Security

Dear all experts,

Due to my customer is using Clearpass and he told me that "Server Certificate" is gonna expired. So last night i came to fix this problem like these steps :

1. Generate CSR from CPPM side by goto  Administration » Certificates » Server Certificate and Create Certificate Signing Request
2. Upload CSR file that just generate from CPPM side to Onboard side by goto Home » Onboard + WorkSpace » Management and Control » View by Certificate and click Upload Certificate Signed Request
3. And i export Certificate file from Onboard side and import it back to CPPM side. The result is  an expiry Date will be extended to Dec 11,2015. That the old one is gonna expired in 18 Dec 2014.
4. I tried to test with following these cases :
    4.1 802.1x with notebook installed Win7 and Win8. They can successfully authenticated and work fine.
    4.2 Guest authentication by using the same notebook Win7 and Win8. They can work fine too.
    4.3 Iphone authentication with onboard , it can work fine.
    4.4 Android authentication with onboard, it can't work. It showed me like an attachment file error.

 

It look like Android already been provisioned but it died on the last authentication step about bad certificate.

 

Could you please advice me how to check or fix it?

 

Thanks very much,

Did you try a reboot after the new cert was installed?

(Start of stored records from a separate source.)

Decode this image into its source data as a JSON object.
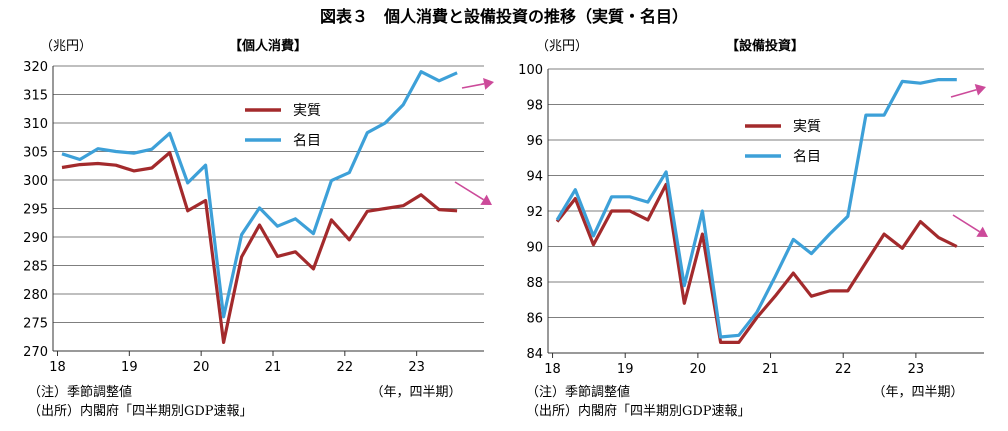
{
  "title": "図表３　個人消費と設備投資の推移（実質・名目）",
  "notes": [
    "（注）季節調整値",
    "（出所）内閣府「四半期別GDP速報」"
  ],
  "x_unit": "（年，四半期）",
  "colors": {
    "real": "#a32a2c",
    "nominal": "#3da0d8",
    "arrow": "#cc4a9a",
    "grid": "#555555"
  },
  "chart_data": [
    {
      "type": "line",
      "subtitle": "【個人消費】",
      "ylabel": "（兆円）",
      "ylim": [
        270,
        320
      ],
      "yticks": [
        270,
        275,
        280,
        285,
        290,
        295,
        300,
        305,
        310,
        315,
        320
      ],
      "year_labels": [
        "18",
        "19",
        "20",
        "21",
        "22",
        "23"
      ],
      "x": [
        "2018Q1",
        "2018Q2",
        "2018Q3",
        "2018Q4",
        "2019Q1",
        "2019Q2",
        "2019Q3",
        "2019Q4",
        "2020Q1",
        "2020Q2",
        "2020Q3",
        "2020Q4",
        "2021Q1",
        "2021Q2",
        "2021Q3",
        "2021Q4",
        "2022Q1",
        "2022Q2",
        "2022Q3",
        "2022Q4",
        "2023Q1",
        "2023Q2",
        "2023Q3"
      ],
      "legend": [
        "実質",
        "名目"
      ],
      "series": [
        {
          "name": "実質",
          "values": [
            302.2,
            302.7,
            302.9,
            302.6,
            301.6,
            302.1,
            304.8,
            294.6,
            296.4,
            271.5,
            286.5,
            292.1,
            286.6,
            287.4,
            284.4,
            293.0,
            289.5,
            294.5,
            295.0,
            295.5,
            297.4,
            294.8,
            294.6
          ]
        },
        {
          "name": "名目",
          "values": [
            304.6,
            303.6,
            305.5,
            305.0,
            304.7,
            305.4,
            308.2,
            299.5,
            302.6,
            276.0,
            290.4,
            295.1,
            291.9,
            293.2,
            290.6,
            299.9,
            301.3,
            308.3,
            310.0,
            313.2,
            319.0,
            317.4,
            318.8
          ]
        }
      ]
    },
    {
      "type": "line",
      "subtitle": "【設備投資】",
      "ylabel": "（兆円）",
      "ylim": [
        84,
        100
      ],
      "yticks": [
        84,
        86,
        88,
        90,
        92,
        94,
        96,
        98,
        100
      ],
      "year_labels": [
        "18",
        "19",
        "20",
        "21",
        "22",
        "23"
      ],
      "x": [
        "2018Q1",
        "2018Q2",
        "2018Q3",
        "2018Q4",
        "2019Q1",
        "2019Q2",
        "2019Q3",
        "2019Q4",
        "2020Q1",
        "2020Q2",
        "2020Q3",
        "2020Q4",
        "2021Q1",
        "2021Q2",
        "2021Q3",
        "2021Q4",
        "2022Q1",
        "2022Q2",
        "2022Q3",
        "2022Q4",
        "2023Q1",
        "2023Q2",
        "2023Q3"
      ],
      "legend": [
        "実質",
        "名目"
      ],
      "series": [
        {
          "name": "実質",
          "values": [
            91.4,
            92.7,
            90.1,
            92.0,
            92.0,
            91.5,
            93.5,
            86.8,
            90.7,
            84.6,
            84.6,
            86.0,
            87.2,
            88.5,
            87.2,
            87.5,
            87.5,
            89.1,
            90.7,
            89.9,
            91.4,
            90.5,
            90.0
          ]
        },
        {
          "name": "名目",
          "values": [
            91.5,
            93.2,
            90.6,
            92.8,
            92.8,
            92.5,
            94.2,
            87.8,
            92.0,
            84.9,
            85.0,
            86.3,
            88.3,
            90.4,
            89.6,
            90.7,
            91.7,
            97.4,
            97.4,
            99.3,
            99.2,
            99.4,
            99.4
          ]
        }
      ]
    }
  ]
}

Yes , i did it. But still got the problem. Is it correct for my implementation step ??

Hi Troy,

 

Do we need to do anything at Android phone or anywhere else on CPPM or Onboard module?

 

Your setup sounds fine but how are you exporting the cert from the onboard side. I would use pem and include the full trust chain

Also if you are reonboarding the android I would open the network and provisioning setting and resave so a new package is built.

Oh!!! i export from onboard side with crt file, not pem file. And how can i include full trust chain from exporting?